Tuesday, County Council gave commission chairwoman Carol Kososki the go-ahead to negotiate with DNR, which wants a letter of support from the county as it moves to finalize plans for the 3,700-acre Wateree River Heritage Preserve.
The county has to sign off on the deal because the preserve removes large tracts from the tax rolls, said Bob Perry, DNR’s director of environmental programs. Perry said the matter goes before the Joint Bond Review Committee on Dec. 3 and the State Budget and Control Board on Dec. 9.
The agency plans to close the property “completely or in part” for hunting 49 days of the year, Perry said Tuesday.
Quinton Epps, director of the county’s conservation program, said he’s hoping some part of the property can be open daily.
Perry said he’s been working with the citizen conservation commission for more than a year on proposed uses for the land. Kososki said the most meaningful efforts to talk came Monday.
Three outdoorsmen called on the council to endorse DNR’s effort to manage the property in Lower Richland. “It will be open, free, for people to go there,” John Cely said. “All the bird-watchers and hikers and people like that go on DNR property for free.”
But commissioner Virginia Sanders said the state agency needs to involve residents of Lower Richland in planning uses for the property that would generate tourism and preserve cultural history.
“When DNR gets ready to draw up a plan as to how this land is going to be used,” she said, “the conservation commission as well as the people of Lower Richland have to play a part in that.”
Several council members said they wanted the matter resolved quickly. “I don’t know there is a compromise” on the request for unrestricted public access to the property during hunting season, Councilman Seth Rose said.
A Canadian mining company, Romarco Minerals Inc., is acquiring Cook’s Mountain and the adjacent Goodwill Plantation. The company is opening the biggest gold mine in the East and agreed to give the coveted riverfront properties to the state in exchange for mining on up to 1,100 acres of wetlands in Lancaster County.
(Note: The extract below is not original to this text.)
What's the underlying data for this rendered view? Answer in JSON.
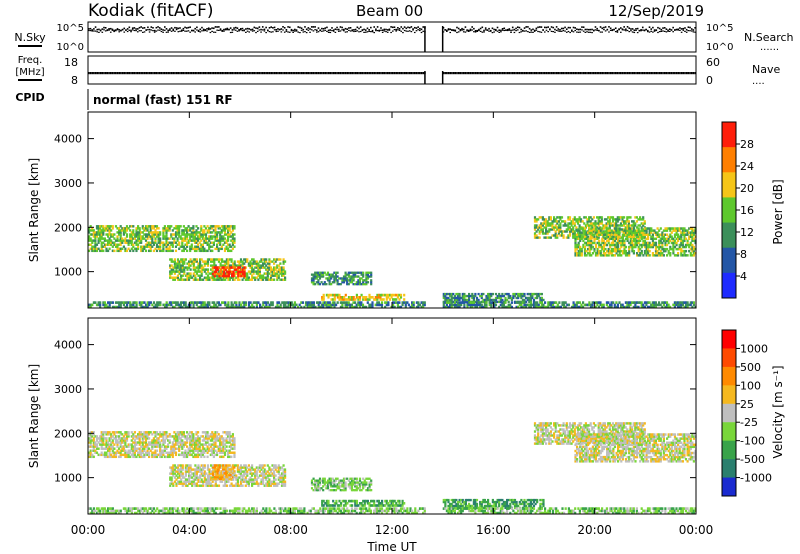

Perry said Romarco also is providing $4.5 million to DNR, partly to maintain the property.
All told, the company has agreed to protect about 4,800 acres, most in Richland County. DNR dropped concerns about the project after the Richland County property was offered for protection.
In another matter, after lengthy debate, the council agreed to place its new Office of Small Business Opportunity under new procurement director Cheryl Patrick, rather than establish a new department. The vote was 7-4, with members Joyce Dickerson, Julie-Ann Dixon, Norman Jackson and Kelvin Washington opposed.